Emily: I feel like you’ve brought that to the show. I feel like anybody who listens to that, I mean, you have been a beautiful role model for anybody listening, whether they use cannabis, whether they don’t use cannabis, regardless of which generation they are in. I mean, you have been so brave to share this experience with us, and I just can’t thank you enough.
Colleen: Aw, thank you. It’s been really fun. I’ve never done anything like this before, so.
Emily: You’re brave, see to go out and do something new. Now I’m going to ask you one more question, just because I find it really special that you can offer this. Do you have one piece of advice for our California Sober Community who might be listening.
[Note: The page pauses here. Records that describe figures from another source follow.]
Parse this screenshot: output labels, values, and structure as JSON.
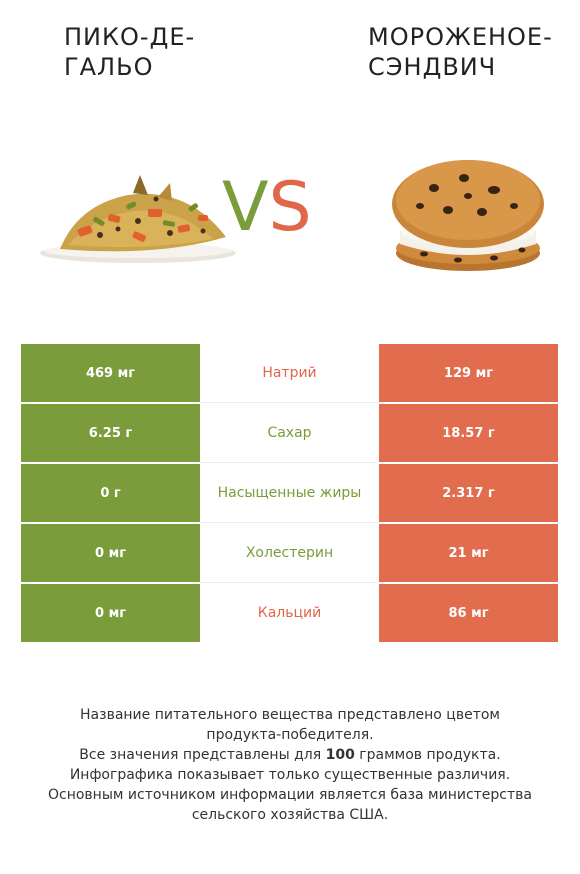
{
  "food_left": {
    "name": "ПИКО-ДЕ-ГАЛЬО",
    "line1": "ПИКО-ДЕ-",
    "line2": "ГАЛЬО"
  },
  "food_right": {
    "name": "МОРОЖЕНОЕ-СЭНДВИЧ",
    "line1": "МОРОЖЕНОЕ-",
    "line2": "СЭНДВИЧ"
  },
  "vs": {
    "v": "V",
    "s": "S"
  },
  "colors": {
    "left": "#7a9c3a",
    "right": "#e16c4e",
    "winner_left": "#7a9c3a",
    "winner_right": "#e0674a"
  },
  "rows": [
    {
      "nutrient": "Натрий",
      "left": "469 мг",
      "right": "129 мг",
      "winner": "right"
    },
    {
      "nutrient": "Сахар",
      "left": "6.25 г",
      "right": "18.57 г",
      "winner": "left"
    },
    {
      "nutrient": "Насыщенные жиры",
      "left": "0 г",
      "right": "2.317 г",
      "winner": "left"
    },
    {
      "nutrient": "Холестерин",
      "left": "0 мг",
      "right": "21 мг",
      "winner": "left"
    },
    {
      "nutrient": "Кальций",
      "left": "0 мг",
      "right": "86 мг",
      "winner": "right"
    }
  ],
  "footer": {
    "line1": "Название питательного вещества представлено цветом",
    "line2": "продукта-победителя.",
    "line3_pre": "Все значения представлены для ",
    "line3_bold": "100",
    "line3_post": " граммов продукта.",
    "line4": "Инфографика показывает только существенные различия.",
    "line5": "Основным источником информации является база министерства",
    "line6": "сельского хозяйства США."
  }
}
Colleen: To embrace it. To also go to watch it, I watch myself. I do, I can tell, you know, if you’re an addict of any part, you still have addictive behaviors, and I can tell my addictive behaviors are wanting to learn everything I can about it, wanting to try everything new. Like, you know, just getting, and it’s, I have to stop myself and be like, Col, back up.
Don’t get in trouble, you know? I do that, I do that with myself because of my addictive nature. I would say that to them. I think it’s, we have to talk about it. It’s the talking about it and not being labeled. You know, my sisters were all sober, and they’re like, yeah, but you’re not anymore. I’m like, that’s your thought process. That’s not mine.
I still am very proud of my sobriety, and so it’s a shame that I have to do that. I don’t want to have to do that. I think that somehow AA, or the alcoholic or whatever, and again, I can’t talk to NA or drugs ’cause I just, that was not my experience. And I don’t know if there is picky about it in NA as they are with AA. But if you follow AA, I would just say talk about it to the people you trust. I would never go into AA now and say, oh yeah, I smoke pot. It’s my own thing. But it’s becoming legalized in the US, it’s going to take a while to get people.
Emily: That is wonderful advice. Thank you so much for sharing because I just feel like hopefully someone on the other end who is struggling with, whether or not they feel sober or not, and how cannabis can incorporate that. I hope they just listen to your story and feel comforted in knowing that they’re not alone, and that you’re out there living your best life and not caring what other people think. So thank you for showing us that.
Colleen: You’re welcome. Thank you for having me today, I really appreciate.
Emily: Thank you so much. Any last words, any last things you want to share?
Colleen: I want to get better at making gummies, so if you can help me.
Emily: I can definitely help you, absolutely. I am here, I will email you right now some resources and support and anything else. I just, I want to say thank you. I think that this is going to be an amazing episode and I can’t wait for people to listen to it.
Colleen: Aw, thank you so much. Just, I really appreciate it and it’s pleasure meeting you live.